Source: ideastream | Author: Elizabeth Miller | Original Date: January 18, 2017
This week marks the start of a break in the Great Lakes shipping season. A time when lakes freeze over, the locks at Sault St. Marie shut down, and crews on big freighters go home to their families. But not everyone stops working.
Near the end of the work day at Great Lakes Towing, a company founded over 100 years ago by John D. Rockefeller, three men secured in harnesses weld on the bow of an upside-down tug boat.
“This tug will be named the tug Cleveland,” says company president Joe Starck. “All the older tugs are named after states, so we decided we’ll name these after our ports.”
The company has tug boats stationed from Duluth, Minn., all the way to Buffalo, N.Y., helping clients reach 40 different ports across the Great Lakes. But when shipping season ends, there’s little use for tugs — and the company changes gears.
“Shipyard work is what balances our annual cycle so that we don’t go completely dark here,” said Starck. “In the old days they would shut down and everybody would go to Florida – that doesn’t happen anymore.”

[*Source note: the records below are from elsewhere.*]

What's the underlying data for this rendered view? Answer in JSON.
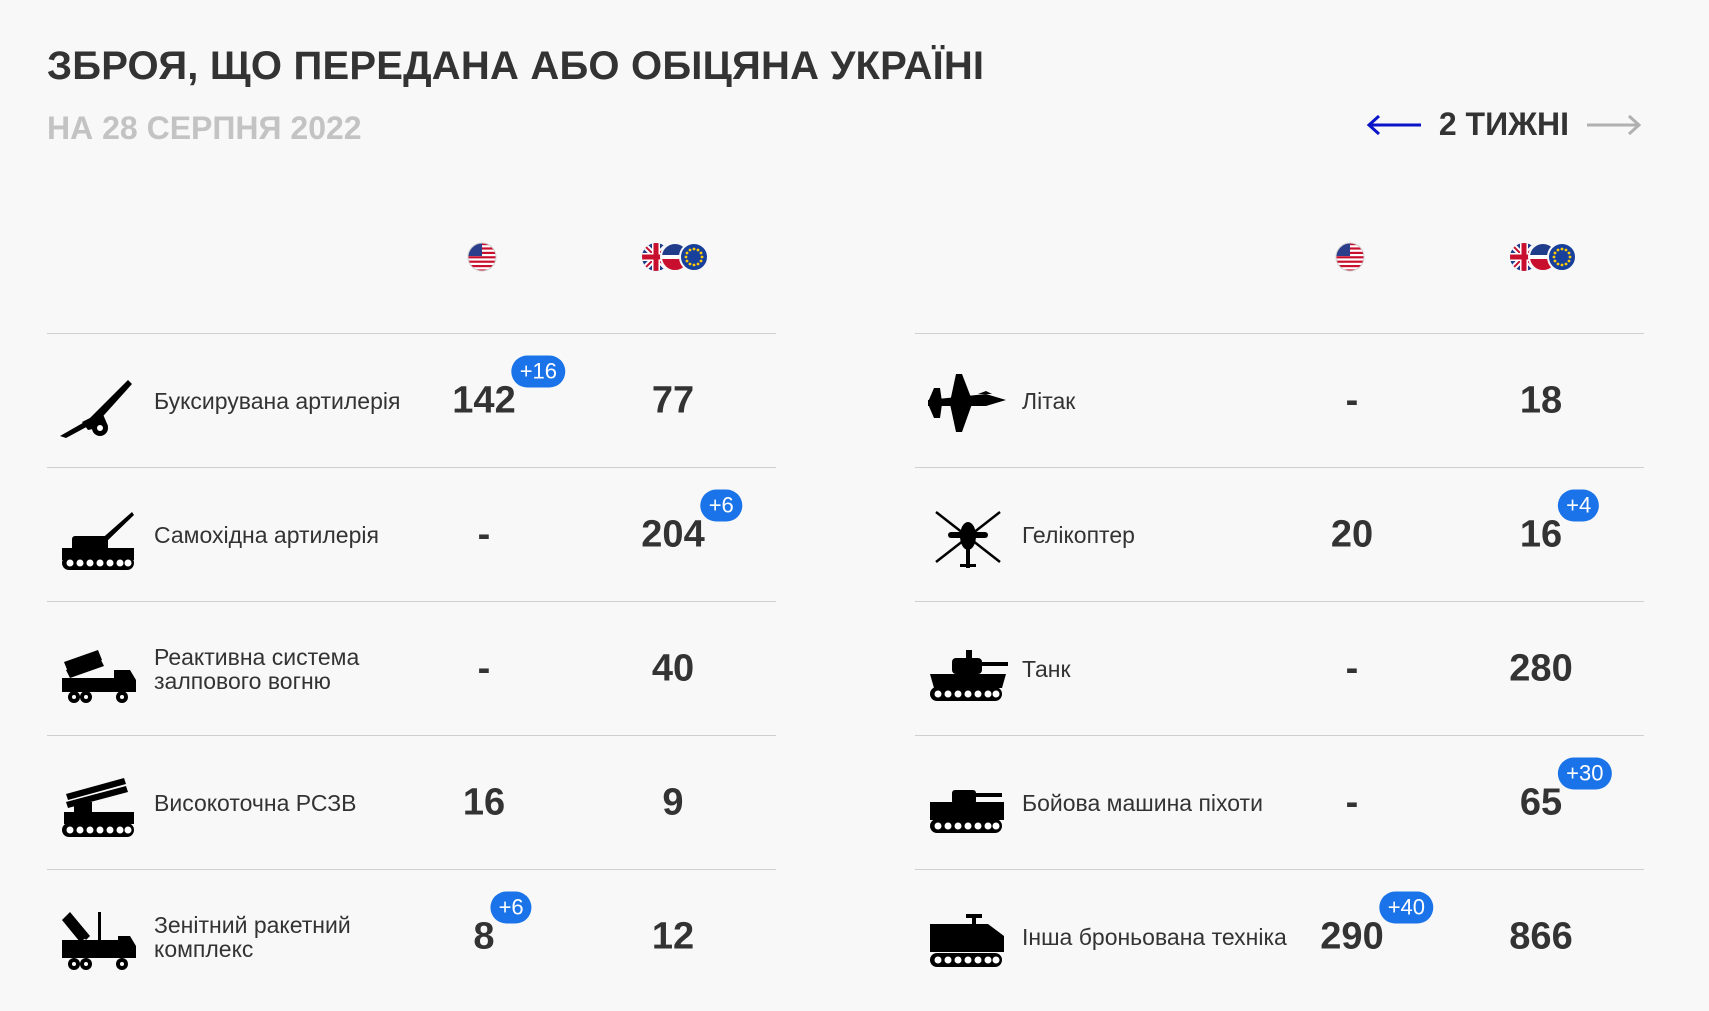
{
  "title": "ЗБРОЯ, ЩО ПЕРЕДАНА АБО ОБІЦЯНА УКРАЇНІ",
  "subtitle": "НА 28 СЕРПНЯ 2022",
  "nav": {
    "label": "2 ТИЖНІ",
    "prev_color": "#0a14c8",
    "next_color": "#b0b0b0"
  },
  "colors": {
    "badge": "#1a73e8",
    "text": "#333333",
    "divider": "#cfcfcf"
  },
  "columns": [
    {
      "id": "us",
      "icon": "us-flag-icon"
    },
    {
      "id": "other",
      "icon": "uk-eu-flags-icon"
    }
  ],
  "chart_data": {
    "type": "table",
    "left": [
      {
        "label": "Буксирувана артилерія",
        "icon": "towed-artillery-icon",
        "us": "142",
        "us_change": "+16",
        "other": "77",
        "other_change": ""
      },
      {
        "label": "Самохідна артилерія",
        "icon": "self-propelled-artillery-icon",
        "us": "-",
        "us_change": "",
        "other": "204",
        "other_change": "+6"
      },
      {
        "label": "Реактивна система залпового вогню",
        "icon": "mlrs-truck-icon",
        "us": "-",
        "us_change": "",
        "other": "40",
        "other_change": ""
      },
      {
        "label": "Високоточна РСЗВ",
        "icon": "precision-mlrs-icon",
        "us": "16",
        "us_change": "",
        "other": "9",
        "other_change": ""
      },
      {
        "label": "Зенітний ракетний комплекс",
        "icon": "air-defense-icon",
        "us": "8",
        "us_change": "+6",
        "other": "12",
        "other_change": ""
      }
    ],
    "right": [
      {
        "label": "Літак",
        "icon": "fighter-jet-icon",
        "us": "-",
        "us_change": "",
        "other": "18",
        "other_change": ""
      },
      {
        "label": "Гелікоптер",
        "icon": "helicopter-icon",
        "us": "20",
        "us_change": "",
        "other": "16",
        "other_change": "+4"
      },
      {
        "label": "Танк",
        "icon": "tank-icon",
        "us": "-",
        "us_change": "",
        "other": "280",
        "other_change": ""
      },
      {
        "label": "Бойова машина піхоти",
        "icon": "ifv-icon",
        "us": "-",
        "us_change": "",
        "other": "65",
        "other_change": "+30"
      },
      {
        "label": "Інша броньована техніка",
        "icon": "armored-vehicle-icon",
        "us": "290",
        "us_change": "+40",
        "other": "866",
        "other_change": ""
      }
    ]
  }
}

These days, Great Lakes Towing is not only repairing its own boats, but customer’s boats, too.
Starck says the company changed its business model and diversified to make up for a decline in the towing business. “It has been a struggle. You really have to constantly keep your nose to the grindstone.”
Completing tug Cleveland is at the top of a long list of projects Great Lakes Towing will complete this year. Workers will also repair a client’s barge that was damaged in western Lake Erie.
“We have a barge in the yard right now that had some damage to the bottom,” said Starck. “The bottom plate was opened up by rocks that the barge unintentionally landed on.”
The company employs about 100 people, but Starck says that number could double with winter ship repairs. Some workers come to Cleveland year after year for the work.
But what happens to all the ship captains, engineers, and deckhands?
“Basically they’re all laid off, and then it’s up to them what they do,” said John Clemons, regional vice president of the American Maritime Officers Union, which has about 400 members. “I myself picked up work working on ships, doing repair work for them.
“Some of them go on vacation, a lot of people are just happy to be home.”
The life of a sailor is a grueling, 24/7 commitment. Some work what’s called a 60–30 schedule, 60 straight days working, then a 30-day break.
Almost 200 people work aboard the nine vessels of the Interlake Steamship Company, and they have a few options during the winter hiatus.
“There are some that elect to participate in winter maintenance program and that could be a shipyard in Sturgeon Bay, Wisconsin, a shipyard in Superior, a layup dock in Detroit,” said Interlake’s Brendan O’Connor.
Everyone – from shipping companies to engineers – is looking for a better season in 2017. They hope President Trump’s promise to rebuild the nation’s roads, bridges and waterways brings new opportunities to the Great Lakes.
“Any project that requires more steel and more building materials will help our business,” said Starck.
Interlake’s O’Connor has a good feeling about 2017, too. “People do feel a sense of hopeful opportunity with the focus on infrastructure in the Midwest.”
The federal government has already recognized the need to improve the region’s infrastructure. The U.S. Treasury Department recently released a report that lists a renovation of the Soo Locks, which connect Lake Superior to the rest of the Great Lakes, as one of the country’s key projects.
The 2017 shipping season officially begins at the end of March.